The well is privately owned and has been in that spot since 1968. The owners of the well were able to provide a quick fix to the gas leak, but the entire well must be removed completely.

Along with it, many of the symbolic trees had to be cut down, in order to make room for the equipment and access to the well.

“It`s a tough situation, and no one wanted to remove the trees,” Zumwalt said, “but unfortunately for the safety of the situation it was determined that they did have to be removed.”

The mess comes just a month before the 24th anniversary of the bombing.

“There`s probably going to be a few tears shed from some of the family,” said bombing survivor Florence Rogers. “This is the time of the year on just such a day as we’ve had today that the memories really come flooding back.”

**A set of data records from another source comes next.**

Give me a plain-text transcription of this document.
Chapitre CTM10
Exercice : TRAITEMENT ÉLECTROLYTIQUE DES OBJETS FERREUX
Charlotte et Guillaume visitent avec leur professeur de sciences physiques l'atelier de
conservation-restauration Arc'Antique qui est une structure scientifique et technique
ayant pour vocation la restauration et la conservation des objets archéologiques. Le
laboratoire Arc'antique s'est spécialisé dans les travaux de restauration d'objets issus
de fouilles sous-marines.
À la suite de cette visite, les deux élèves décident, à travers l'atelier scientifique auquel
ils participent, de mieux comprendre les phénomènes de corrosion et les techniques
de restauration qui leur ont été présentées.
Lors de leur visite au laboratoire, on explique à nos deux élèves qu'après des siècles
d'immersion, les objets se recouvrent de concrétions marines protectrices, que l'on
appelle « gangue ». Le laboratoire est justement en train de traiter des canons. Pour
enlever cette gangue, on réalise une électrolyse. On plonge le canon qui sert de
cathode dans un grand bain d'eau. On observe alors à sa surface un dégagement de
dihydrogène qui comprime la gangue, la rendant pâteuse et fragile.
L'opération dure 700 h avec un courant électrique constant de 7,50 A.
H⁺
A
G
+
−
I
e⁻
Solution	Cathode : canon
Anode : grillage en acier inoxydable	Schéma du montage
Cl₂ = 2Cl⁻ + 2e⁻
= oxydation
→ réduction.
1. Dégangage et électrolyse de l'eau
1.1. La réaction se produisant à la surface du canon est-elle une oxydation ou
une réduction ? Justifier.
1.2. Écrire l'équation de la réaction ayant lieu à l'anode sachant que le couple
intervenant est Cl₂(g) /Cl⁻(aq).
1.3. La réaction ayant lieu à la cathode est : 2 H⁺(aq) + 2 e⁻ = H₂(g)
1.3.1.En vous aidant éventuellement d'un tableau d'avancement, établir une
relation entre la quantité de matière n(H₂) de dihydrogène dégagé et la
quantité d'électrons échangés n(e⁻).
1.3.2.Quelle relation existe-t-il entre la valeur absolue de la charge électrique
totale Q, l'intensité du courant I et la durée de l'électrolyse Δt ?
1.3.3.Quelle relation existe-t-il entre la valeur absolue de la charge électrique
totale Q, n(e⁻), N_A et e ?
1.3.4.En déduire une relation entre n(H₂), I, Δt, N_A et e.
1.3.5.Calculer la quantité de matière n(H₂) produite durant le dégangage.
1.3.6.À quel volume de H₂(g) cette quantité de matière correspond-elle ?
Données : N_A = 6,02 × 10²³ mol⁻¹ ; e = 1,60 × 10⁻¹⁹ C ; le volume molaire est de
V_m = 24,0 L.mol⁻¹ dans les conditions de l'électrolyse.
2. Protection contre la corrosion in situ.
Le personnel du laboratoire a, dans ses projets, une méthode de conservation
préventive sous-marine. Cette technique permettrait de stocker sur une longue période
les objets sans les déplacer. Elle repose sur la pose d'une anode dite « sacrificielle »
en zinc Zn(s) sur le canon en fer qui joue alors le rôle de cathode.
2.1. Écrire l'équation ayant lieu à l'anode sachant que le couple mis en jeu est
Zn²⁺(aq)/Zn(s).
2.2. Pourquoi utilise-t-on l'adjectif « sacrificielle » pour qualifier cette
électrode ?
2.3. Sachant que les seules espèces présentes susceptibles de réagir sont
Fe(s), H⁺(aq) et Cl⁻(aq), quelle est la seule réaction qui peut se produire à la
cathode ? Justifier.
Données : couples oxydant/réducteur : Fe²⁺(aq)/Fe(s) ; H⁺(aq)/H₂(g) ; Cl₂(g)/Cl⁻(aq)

Zumwalt said the state is working with the National Bombing Memorial to determine the best way to get the grove back to what it once was, though no plan has been decided on yet.

“Make sure this area is restored in the way that is respectful to the families and the victims of the bombing,” Zumwalt said.

She added that no other well will replace the one being removed.

News 4 received the following statement from The Oklahoma City National Memorial and Museum:

“We were surprised to learn from a local TV station that trees were being cut down. We have reached out to the Office of Management and Enterprise Services and asked for a meeting immediately to resolve the issue but are also being told it was a hazardous gas leak and they had to move on it immediately. We will work with the Office of Management and Enterprise Services to ensure the trees are properly put back and the Iowa Tree Grove is restored.”